Players from several teams at this year’s Women’s World Cup finals in Australia and New Zealand are receiving significantly less than they hoped, as a result of a significant level of tax imposed on their match earnings by the Australian Tax Office (ATO).
All players whose teams were based in Australia for the duration of the tournament are receiving just over two-thirds of the match fees, with the ATO imposing a 32.5% withholding tax. The imposition of this tax was an integral part of the hosting agreement that Fifa agreed with the Australian government.
In contrast, all teams that played their group and knockout matches in New Zealand had no deductions from their match fees. They were given tax-free status by New Zealand’s Internal Revenue Department. The teams who played in both countries were taxed on a pro-rata basis of the amount of games played in Australia.
Nigeria’s players, who reached the last 16, narrowly losing to England, earned $60,000 (£47,850) each but only received $40,500 (£32,300) after the ATO’s deductions.
“The tax authorities, based on the contract they had with Fifa, deducted 32.5%, meaning each player got $40,500 each as against $60,000. The players were shown the email from Fifa,” Ademola Olajire, director of communications for the Nigeria Football Federation (NFF), told the Guardian.
Uchenna Kalu, one of Nigeria’s players at the tournament, said it was in accordance with what the NFF had told the players.
Meanwhile, Zambia played all of their three games in New Zealand and were not taxed at all. “All our players received every penny that they were promised by Fifa and we did not impose any tax at our end either,” Reuben Kamanga, the general secretary of the Football Association of Zambia (FAZ), said. “I am surprised that those who played in Australia had taxes imposed on their earnings.”
Players from South Africa are facing double taxation – from the South African Revenue Service (Sars) as well as the ATO. While Banyana-Banyana played most of their games in New Zealand, the ATO taxed them pro-rata for the days spent in Australia.
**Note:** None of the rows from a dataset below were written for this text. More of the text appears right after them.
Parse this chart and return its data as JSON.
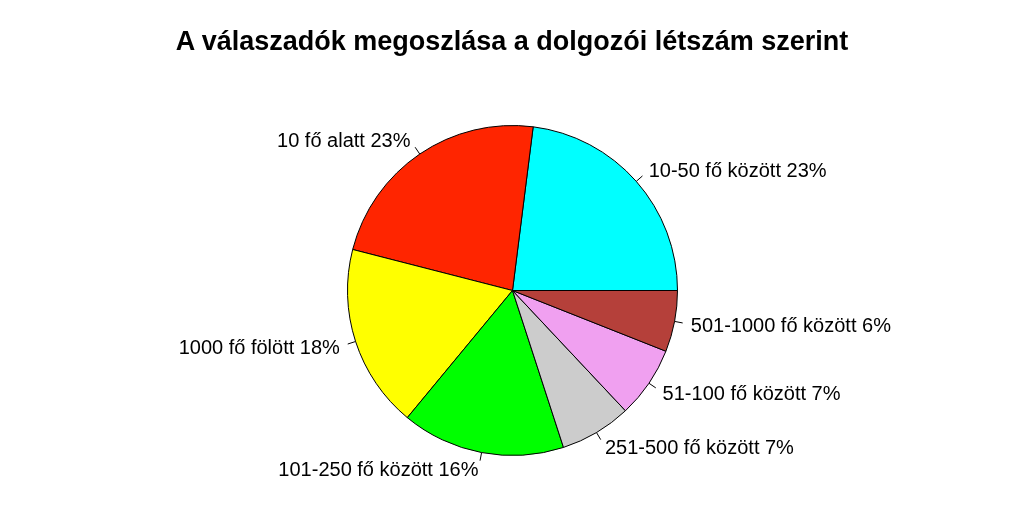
{
  "chart_data": {
    "type": "pie",
    "title": "A válaszadók megoszlása a dolgozói létszám szerint",
    "categories": [
      "10-50 fő között",
      "10 fő alatt",
      "1000 fő fölött",
      "101-250 fő között",
      "251-500 fő között",
      "51-100 fő között",
      "501-1000 fő között"
    ],
    "values": [
      23,
      23,
      18,
      16,
      7,
      7,
      6
    ],
    "value_labels": [
      "23%",
      "23%",
      "18%",
      "16%",
      "7%",
      "7%",
      "6%"
    ],
    "colors": [
      "#00ffff",
      "#ff2500",
      "#ffff00",
      "#00ff00",
      "#cccccc",
      "#f0a0f0",
      "#b5403a"
    ]
  }
}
“For every match played in Australia, the participating associations had to withhold the tax. Sars will also be coming [for their share] at the end of the tax year, because we didn’t withhold enough,” Lydia Monyepao, CEO of the South African Football Association, told the Guardian.
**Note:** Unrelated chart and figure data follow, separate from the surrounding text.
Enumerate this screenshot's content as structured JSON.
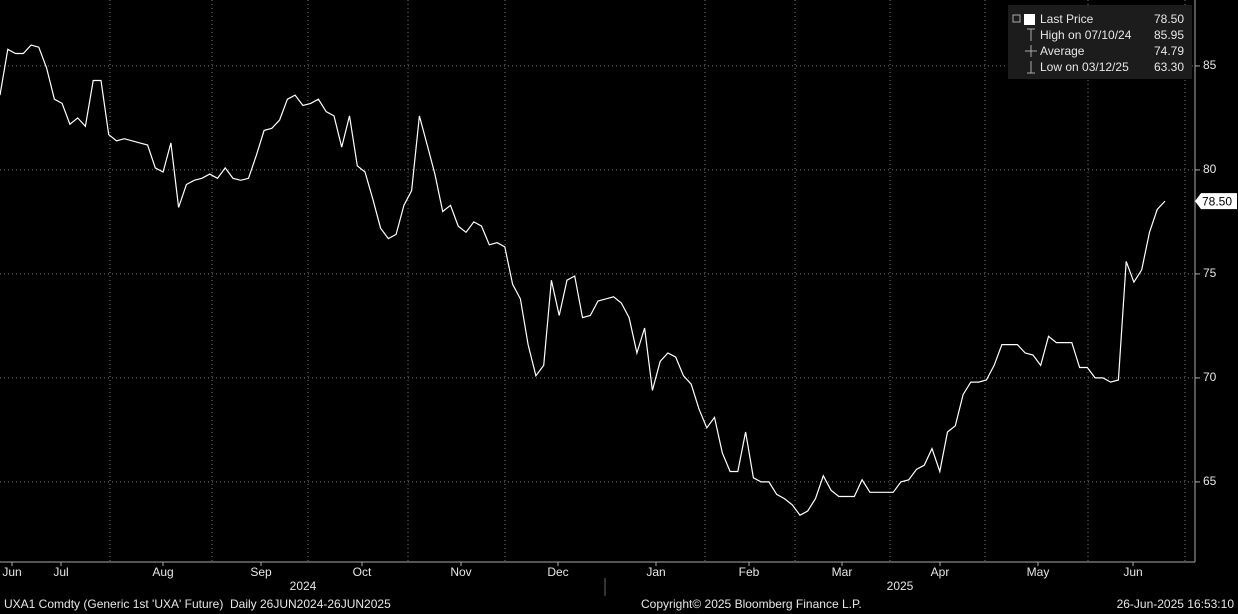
{
  "chart_data": {
    "type": "line",
    "month_labels": [
      "Jun",
      "Jul",
      "Aug",
      "Sep",
      "Oct",
      "Nov",
      "Dec",
      "Jan",
      "Feb",
      "Mar",
      "Apr",
      "May",
      "Jun"
    ],
    "year_labels": [
      "2024",
      "2025"
    ],
    "series": [
      {
        "name": "Last Price",
        "color": "#ffffff",
        "values": [
          83.6,
          85.8,
          85.6,
          85.6,
          86.0,
          85.9,
          84.9,
          83.4,
          83.2,
          82.2,
          82.5,
          82.1,
          84.3,
          84.3,
          81.7,
          81.4,
          81.5,
          81.4,
          81.3,
          81.2,
          80.1,
          79.9,
          81.3,
          78.2,
          79.3,
          79.5,
          79.6,
          79.8,
          79.6,
          80.1,
          79.6,
          79.5,
          79.6,
          80.7,
          81.9,
          82.0,
          82.4,
          83.4,
          83.6,
          83.1,
          83.2,
          83.4,
          82.8,
          82.6,
          81.1,
          82.6,
          80.2,
          79.9,
          78.6,
          77.2,
          76.7,
          76.9,
          78.3,
          79.0,
          82.6,
          81.2,
          79.8,
          78.0,
          78.3,
          77.3,
          77.0,
          77.5,
          77.3,
          76.4,
          76.5,
          76.3,
          74.5,
          73.8,
          71.6,
          70.1,
          70.6,
          74.7,
          73.0,
          74.7,
          74.9,
          72.9,
          73.0,
          73.7,
          73.8,
          73.9,
          73.6,
          72.9,
          71.2,
          72.4,
          69.4,
          70.8,
          71.2,
          71.0,
          70.1,
          69.7,
          68.5,
          67.6,
          68.1,
          66.4,
          65.5,
          65.5,
          67.4,
          65.2,
          65.0,
          65.0,
          64.4,
          64.2,
          63.9,
          63.4,
          63.6,
          64.2,
          65.3,
          64.6,
          64.3,
          64.3,
          64.3,
          65.1,
          64.5,
          64.5,
          64.5,
          64.5,
          65.0,
          65.1,
          65.6,
          65.8,
          66.6,
          65.5,
          67.4,
          67.7,
          69.2,
          69.8,
          69.8,
          69.9,
          70.6,
          71.6,
          71.6,
          71.6,
          71.2,
          71.1,
          70.6,
          72.0,
          71.7,
          71.7,
          71.7,
          70.5,
          70.5,
          70.0,
          70.0,
          69.8,
          69.9,
          75.6,
          74.6,
          75.2,
          77.0,
          78.1,
          78.5
        ]
      }
    ],
    "ylim": [
      61.15,
      88.17
    ],
    "yticks": [
      65,
      70,
      75,
      80,
      85
    ],
    "grid": true,
    "legend_items": [
      {
        "label": "Last Price",
        "value": "78.50"
      },
      {
        "label": "High on 07/10/24",
        "value": "85.95"
      },
      {
        "label": "Average",
        "value": "74.79"
      },
      {
        "label": "Low on 03/12/25",
        "value": "63.30"
      }
    ],
    "footer": {
      "security": "UXA1 Comdty (Generic 1st 'UXA' Future)  Daily 26JUN2024-26JUN2025",
      "copyright": "Copyright© 2025 Bloomberg Finance L.P.",
      "timestamp": "26-Jun-2025 16:53:10"
    }
  }
}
An NFF official said the Australian tax imposition, especially for players from developing countries – for whom the match fees from Fifa can be life-changing – is bitterly disappointing.
“Fifa goofed … and players at the same tournament are being taxed differently,” the official said. “This is a huge amount of money for players to lose. Fifa, the so-called apostle of fair play, did not apply financial fair play to the teams in Australia.”
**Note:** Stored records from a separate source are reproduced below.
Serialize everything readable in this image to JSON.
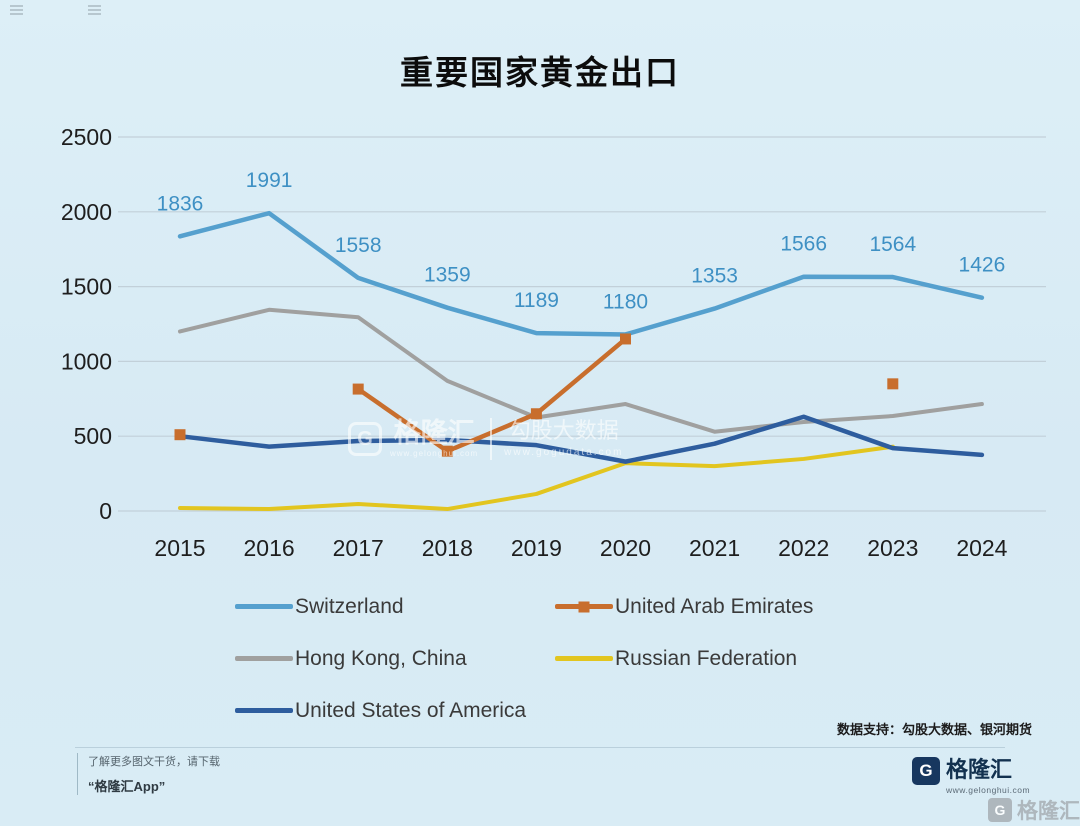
{
  "chart_data": {
    "type": "line",
    "title": "重要国家黄金出口",
    "xlabel": "",
    "ylabel": "",
    "categories": [
      "2015",
      "2016",
      "2017",
      "2018",
      "2019",
      "2020",
      "2021",
      "2022",
      "2023",
      "2024"
    ],
    "ylim": [
      0,
      2500
    ],
    "yticks": [
      0,
      500,
      1000,
      1500,
      2000,
      2500
    ],
    "grid": true,
    "legend_position": "bottom",
    "series": [
      {
        "name": "Hong Kong, China",
        "color": "#a0a09f",
        "width": 4,
        "values": [
          1200,
          1345,
          1295,
          870,
          625,
          715,
          530,
          595,
          635,
          715
        ]
      },
      {
        "name": "Russian Federation",
        "color": "#e2c51f",
        "width": 4,
        "values": [
          20,
          13,
          47,
          13,
          114,
          320,
          300,
          348,
          430,
          null
        ]
      },
      {
        "name": "United States of America",
        "color": "#2e5d9e",
        "width": 4.5,
        "values": [
          500,
          430,
          468,
          475,
          440,
          330,
          450,
          630,
          420,
          375
        ]
      },
      {
        "name": "Switzerland",
        "color": "#55a0ce",
        "width": 4.5,
        "data_labels": true,
        "label_color": "#3e90c4",
        "values": [
          1836,
          1991,
          1558,
          1359,
          1189,
          1180,
          1353,
          1566,
          1564,
          1426
        ]
      },
      {
        "name": "United Arab Emirates",
        "color": "#c86e2d",
        "width": 4.5,
        "marker": "square",
        "values": [
          510,
          null,
          815,
          400,
          650,
          1150,
          null,
          null,
          850,
          null
        ]
      }
    ],
    "legend_order": [
      "Switzerland",
      "United Arab Emirates",
      "Hong Kong, China",
      "Russian Federation",
      "United States of America"
    ]
  },
  "watermark": {
    "logo_letter": "G",
    "brand": "格隆汇",
    "brand_url": "www.gelonghui.com",
    "source": "勾股大数据",
    "source_url": "www.gogudata.com"
  },
  "footer": {
    "data_support": "数据支持：勾股大数据、银河期货",
    "promo_line1": "了解更多图文干货，请下载",
    "promo_line2": "“格隆汇App”",
    "logo_letter": "G",
    "brand": "格隆汇",
    "brand_url": "www.gelonghui.com",
    "corner_brand": "格隆汇"
  }
}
A Fifa spokesperson told the Guardian that participating national associations were duly informed of the tax situation before the tournament. However, there was no explanation as to why a single tax regime, for all players fees, was not agreed upon between Fifa and the World Cup co-hosts.
In a written response to a Guardian inquiry on why a single tax regime was not imposed for the entire competition, Fifa said it “has credited prize money to cover the financial contribution specifically earmarked for all players at the record-breaking Women’s World Cup to all 32 Participating Member Associations (PMAs).
“Since the conclusion of the tournament, Fifa has provided tailored support to PMAs regarding the distribution of payments to players. This support is another concrete step taken by Fifa to develop women’s football and ensure players receive a fair deal. All distributions from Fifa to PMAs from the tournament will be subject to audit in due course.”
A Fifa spokesperson, though, admitted that the organisation understood how the reduction in match fees will upset the players but that the deductions were made in accordance with Australian law and the hosting agreement and that there was nothing the organisation could do about this.